El gasto social en España experimenta un continuo descenso en comparación con la mayoría de los vecinos de la Unión Europea. Desde el inicio de la crisis económica en nuestro país, servicios como la Sanidad o la Educación han visto mermadas sus partidas hasta caer por debajo de la media europea en 2010, con un 41% del PIB frente al 46% de los países de la Unión. La irrupción de políticas neoliberales en 2011 agravó la precariedad de la clase social más baja y tambaleó los cimientos de la clase media mediante el límite de endeudamiento de las CCAA pactado por PP y PSOE y la reforma laboral.

Las personas dependientes y sus familiares han sido algunas de las víctimas de esta forma de hacer política, que ha representado una involución en la aplicación de la discriminación positiva de género al devolver a la mujer al rol tradicional de cuidadora de la familia, contrario a la paridad.

Al ver disminuidos los ingresos públicos, los cuidados sociales que liberaban a las mujeres de un problema de índole familiar desaparecían, con lo cual se ve afectada la incorporación de la mujer al ámbito laboral y su independencia económica.

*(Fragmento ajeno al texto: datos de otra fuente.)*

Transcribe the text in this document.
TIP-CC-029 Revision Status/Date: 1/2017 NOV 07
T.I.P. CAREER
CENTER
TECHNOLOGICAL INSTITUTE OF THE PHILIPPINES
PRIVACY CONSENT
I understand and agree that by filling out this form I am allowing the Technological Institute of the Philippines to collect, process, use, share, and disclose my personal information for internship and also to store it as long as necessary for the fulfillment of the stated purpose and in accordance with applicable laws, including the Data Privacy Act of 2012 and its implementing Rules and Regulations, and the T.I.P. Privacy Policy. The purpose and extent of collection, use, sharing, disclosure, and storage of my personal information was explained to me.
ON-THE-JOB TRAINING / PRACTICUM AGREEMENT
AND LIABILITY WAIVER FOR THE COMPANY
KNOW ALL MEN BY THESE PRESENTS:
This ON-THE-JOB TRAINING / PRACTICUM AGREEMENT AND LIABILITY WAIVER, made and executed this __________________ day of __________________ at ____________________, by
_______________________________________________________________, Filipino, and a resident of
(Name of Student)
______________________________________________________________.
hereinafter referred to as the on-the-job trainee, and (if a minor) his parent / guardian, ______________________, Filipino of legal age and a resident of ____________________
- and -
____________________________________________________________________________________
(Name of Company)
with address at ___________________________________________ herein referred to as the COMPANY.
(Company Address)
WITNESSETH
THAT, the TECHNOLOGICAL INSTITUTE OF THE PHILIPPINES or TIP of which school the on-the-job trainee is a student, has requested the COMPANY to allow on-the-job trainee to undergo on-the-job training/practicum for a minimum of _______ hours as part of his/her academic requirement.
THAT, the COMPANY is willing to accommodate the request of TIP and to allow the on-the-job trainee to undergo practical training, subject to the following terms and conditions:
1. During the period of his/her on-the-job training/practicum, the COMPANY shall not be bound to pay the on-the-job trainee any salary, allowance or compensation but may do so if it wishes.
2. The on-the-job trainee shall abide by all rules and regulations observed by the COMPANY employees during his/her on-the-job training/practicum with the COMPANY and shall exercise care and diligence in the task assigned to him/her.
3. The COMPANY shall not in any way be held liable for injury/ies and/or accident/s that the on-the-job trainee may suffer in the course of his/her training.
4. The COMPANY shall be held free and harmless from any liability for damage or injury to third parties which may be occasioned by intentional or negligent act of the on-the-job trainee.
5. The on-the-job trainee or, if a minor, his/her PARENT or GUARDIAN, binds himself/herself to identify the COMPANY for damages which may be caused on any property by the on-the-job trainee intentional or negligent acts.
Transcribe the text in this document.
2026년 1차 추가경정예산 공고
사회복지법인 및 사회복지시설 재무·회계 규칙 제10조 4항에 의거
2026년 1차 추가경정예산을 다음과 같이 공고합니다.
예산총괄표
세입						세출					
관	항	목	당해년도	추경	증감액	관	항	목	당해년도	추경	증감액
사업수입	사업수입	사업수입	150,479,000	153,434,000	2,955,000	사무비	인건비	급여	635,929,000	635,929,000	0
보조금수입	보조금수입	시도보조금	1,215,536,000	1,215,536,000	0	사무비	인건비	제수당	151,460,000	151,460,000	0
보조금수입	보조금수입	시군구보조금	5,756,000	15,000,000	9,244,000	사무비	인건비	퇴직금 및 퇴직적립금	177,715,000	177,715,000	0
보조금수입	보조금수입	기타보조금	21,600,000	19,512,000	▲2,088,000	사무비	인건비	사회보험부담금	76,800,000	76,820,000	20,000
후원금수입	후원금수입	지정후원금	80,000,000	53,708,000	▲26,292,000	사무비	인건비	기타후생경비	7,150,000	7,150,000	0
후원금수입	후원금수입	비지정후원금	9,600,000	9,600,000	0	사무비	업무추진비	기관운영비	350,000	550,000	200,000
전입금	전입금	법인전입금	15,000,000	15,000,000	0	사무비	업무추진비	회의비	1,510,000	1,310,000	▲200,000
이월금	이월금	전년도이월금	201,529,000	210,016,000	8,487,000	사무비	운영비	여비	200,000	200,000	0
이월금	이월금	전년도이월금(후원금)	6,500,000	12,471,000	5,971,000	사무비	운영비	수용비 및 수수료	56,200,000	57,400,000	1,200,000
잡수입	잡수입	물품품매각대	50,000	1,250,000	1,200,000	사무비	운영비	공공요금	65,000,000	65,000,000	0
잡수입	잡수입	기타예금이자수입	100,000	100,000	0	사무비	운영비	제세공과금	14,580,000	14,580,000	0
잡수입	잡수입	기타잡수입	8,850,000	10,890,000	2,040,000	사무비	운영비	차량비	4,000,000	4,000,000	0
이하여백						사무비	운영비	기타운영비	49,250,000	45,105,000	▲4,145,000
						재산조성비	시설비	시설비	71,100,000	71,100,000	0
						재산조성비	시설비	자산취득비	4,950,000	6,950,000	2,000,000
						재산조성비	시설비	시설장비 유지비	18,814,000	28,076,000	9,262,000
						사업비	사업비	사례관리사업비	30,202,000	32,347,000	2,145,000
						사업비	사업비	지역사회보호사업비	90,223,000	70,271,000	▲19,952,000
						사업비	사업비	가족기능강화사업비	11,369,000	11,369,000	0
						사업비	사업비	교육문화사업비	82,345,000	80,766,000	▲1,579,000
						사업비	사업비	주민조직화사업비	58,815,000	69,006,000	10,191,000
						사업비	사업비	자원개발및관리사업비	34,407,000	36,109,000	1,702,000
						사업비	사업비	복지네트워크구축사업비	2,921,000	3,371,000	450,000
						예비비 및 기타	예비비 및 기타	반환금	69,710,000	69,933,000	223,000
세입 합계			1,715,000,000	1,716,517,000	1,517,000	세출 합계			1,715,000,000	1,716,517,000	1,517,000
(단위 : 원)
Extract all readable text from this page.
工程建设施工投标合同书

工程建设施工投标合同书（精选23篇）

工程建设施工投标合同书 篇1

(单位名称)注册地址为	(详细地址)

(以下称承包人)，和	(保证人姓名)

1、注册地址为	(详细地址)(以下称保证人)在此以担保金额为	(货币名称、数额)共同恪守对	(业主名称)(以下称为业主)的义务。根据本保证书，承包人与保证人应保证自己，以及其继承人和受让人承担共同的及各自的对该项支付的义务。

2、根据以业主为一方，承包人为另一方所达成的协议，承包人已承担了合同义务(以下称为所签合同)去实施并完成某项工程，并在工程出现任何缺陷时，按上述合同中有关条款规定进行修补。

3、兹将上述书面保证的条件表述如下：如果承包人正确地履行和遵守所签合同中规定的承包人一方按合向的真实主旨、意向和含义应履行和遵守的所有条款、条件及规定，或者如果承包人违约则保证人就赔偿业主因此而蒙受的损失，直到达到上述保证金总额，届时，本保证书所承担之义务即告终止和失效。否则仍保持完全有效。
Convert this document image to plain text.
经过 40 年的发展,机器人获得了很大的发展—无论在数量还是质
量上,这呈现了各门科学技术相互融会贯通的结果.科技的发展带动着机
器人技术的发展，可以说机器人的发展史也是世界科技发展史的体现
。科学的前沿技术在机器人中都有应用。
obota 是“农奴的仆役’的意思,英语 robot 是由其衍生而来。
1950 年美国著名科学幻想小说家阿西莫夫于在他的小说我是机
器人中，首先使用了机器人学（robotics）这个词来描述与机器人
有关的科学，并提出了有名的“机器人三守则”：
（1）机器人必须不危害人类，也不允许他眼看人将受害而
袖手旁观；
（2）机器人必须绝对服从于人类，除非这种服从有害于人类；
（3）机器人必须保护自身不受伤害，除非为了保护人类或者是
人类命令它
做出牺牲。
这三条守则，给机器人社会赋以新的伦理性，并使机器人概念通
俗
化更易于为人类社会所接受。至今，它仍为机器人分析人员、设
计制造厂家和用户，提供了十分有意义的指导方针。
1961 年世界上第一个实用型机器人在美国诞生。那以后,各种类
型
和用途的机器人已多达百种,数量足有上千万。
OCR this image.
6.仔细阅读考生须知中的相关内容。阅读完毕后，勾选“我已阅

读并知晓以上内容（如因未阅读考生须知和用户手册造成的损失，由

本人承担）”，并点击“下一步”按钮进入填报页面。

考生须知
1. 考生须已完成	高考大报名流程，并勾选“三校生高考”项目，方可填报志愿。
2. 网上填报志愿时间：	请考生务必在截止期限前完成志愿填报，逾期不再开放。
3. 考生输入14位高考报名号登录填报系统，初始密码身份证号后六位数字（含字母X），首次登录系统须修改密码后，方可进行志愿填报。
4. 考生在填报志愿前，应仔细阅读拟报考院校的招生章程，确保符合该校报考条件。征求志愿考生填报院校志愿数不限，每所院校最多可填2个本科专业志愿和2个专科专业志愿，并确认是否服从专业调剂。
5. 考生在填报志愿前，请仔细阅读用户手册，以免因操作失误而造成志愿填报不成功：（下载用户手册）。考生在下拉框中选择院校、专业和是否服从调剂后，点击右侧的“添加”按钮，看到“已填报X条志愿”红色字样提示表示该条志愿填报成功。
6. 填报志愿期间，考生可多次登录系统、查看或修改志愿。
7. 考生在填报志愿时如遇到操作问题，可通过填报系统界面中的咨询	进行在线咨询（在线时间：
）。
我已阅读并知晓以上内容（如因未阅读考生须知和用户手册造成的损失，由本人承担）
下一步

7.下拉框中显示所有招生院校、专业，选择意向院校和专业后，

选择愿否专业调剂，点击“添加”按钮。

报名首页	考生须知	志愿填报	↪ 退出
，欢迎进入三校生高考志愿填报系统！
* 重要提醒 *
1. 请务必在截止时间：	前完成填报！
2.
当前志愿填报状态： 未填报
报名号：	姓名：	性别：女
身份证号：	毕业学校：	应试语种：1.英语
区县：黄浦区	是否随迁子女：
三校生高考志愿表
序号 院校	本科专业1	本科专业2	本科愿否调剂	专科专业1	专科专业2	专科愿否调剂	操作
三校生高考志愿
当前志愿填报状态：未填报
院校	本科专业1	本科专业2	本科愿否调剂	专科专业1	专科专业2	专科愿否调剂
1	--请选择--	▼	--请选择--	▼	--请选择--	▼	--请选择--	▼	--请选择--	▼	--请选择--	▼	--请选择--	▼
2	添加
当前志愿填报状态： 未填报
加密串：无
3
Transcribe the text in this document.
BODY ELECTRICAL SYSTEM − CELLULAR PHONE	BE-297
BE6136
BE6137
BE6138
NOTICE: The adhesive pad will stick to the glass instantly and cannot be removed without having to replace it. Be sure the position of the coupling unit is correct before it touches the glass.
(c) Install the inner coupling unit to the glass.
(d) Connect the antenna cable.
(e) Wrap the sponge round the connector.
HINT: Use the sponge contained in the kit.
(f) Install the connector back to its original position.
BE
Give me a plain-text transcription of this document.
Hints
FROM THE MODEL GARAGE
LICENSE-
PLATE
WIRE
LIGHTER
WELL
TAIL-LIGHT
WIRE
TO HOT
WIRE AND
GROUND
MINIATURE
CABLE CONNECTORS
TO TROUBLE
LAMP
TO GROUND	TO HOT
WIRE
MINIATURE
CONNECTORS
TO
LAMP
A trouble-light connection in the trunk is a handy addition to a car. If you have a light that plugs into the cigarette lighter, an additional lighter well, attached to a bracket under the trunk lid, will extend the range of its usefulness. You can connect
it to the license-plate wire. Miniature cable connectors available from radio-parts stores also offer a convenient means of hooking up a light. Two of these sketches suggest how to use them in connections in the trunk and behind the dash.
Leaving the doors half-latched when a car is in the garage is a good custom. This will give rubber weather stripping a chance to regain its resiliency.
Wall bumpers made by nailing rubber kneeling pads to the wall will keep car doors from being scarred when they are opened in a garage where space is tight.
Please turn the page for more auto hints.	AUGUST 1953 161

El constante y paulatino desmantelamiento del Estado del Bienestar tiene como víctimas silenciosas a mujeres, niños y discapacitados. La ley de paridad, para equiparar funciones en cargos públicos, prima la visibilidad de un sector de la sociedad que durante la Dictadura franquista y su hija la Transición se ha visto relegado a las tareas domésticas y cuidado de la prole, con la bendición de la Iglesia; la equiparación de puestos en consejos de administración de empresas y en listas electorales obtuvo la abstención del PP puesto que le impedía la libertad de elección de cargos; pero trasladando esta ley al futuro su pretensión era construir una sociedad moderna al estilo de los países escandinavos y del norte de Europa en los que la mujer no es relegada a las labores domésticas, sino tratada con criterios de efectividad porque desde la más tierna infancia se acostumbran a observar a hombres y mujeres en el desempeño de las mismas actividades; la paridad es, pues, un proyecto de transformación de la sociedad en el que el sector poblacional con más dificultades de inserción en el mundo laboral y, por ende, en la toma de decisiones, tiene oportunidad de demostrar su valía cuando se encuentra con obstáculos culturales como la tradición o la endogamia familiar.

Esa discriminación positiva que surge de la paridad tiene como ramificaciones la lucha contra el acoso sexual en el trabajo y la ley de la custodia compartida, para que, definitivamente, los hijos dejen de ser patrimonio exclusivo de las madres-cuidadoras y el hombre se involucre en la atención a los hijos como una de sus tareas prioritarias; el objetivo, al igual que cualquier otra discriminación positiva, no es el bienestar de los adultos, sino que niños y niñas, lo más importante de la sociedad, sean educados en igualdad porque son los auténticos destinatarios de una normativa moderna en un país que, desafortunadamente, no está a la altura de otros como Dinamarca o Suecia, como se deduce de la disminución en partidas a la Dependencia o Educación.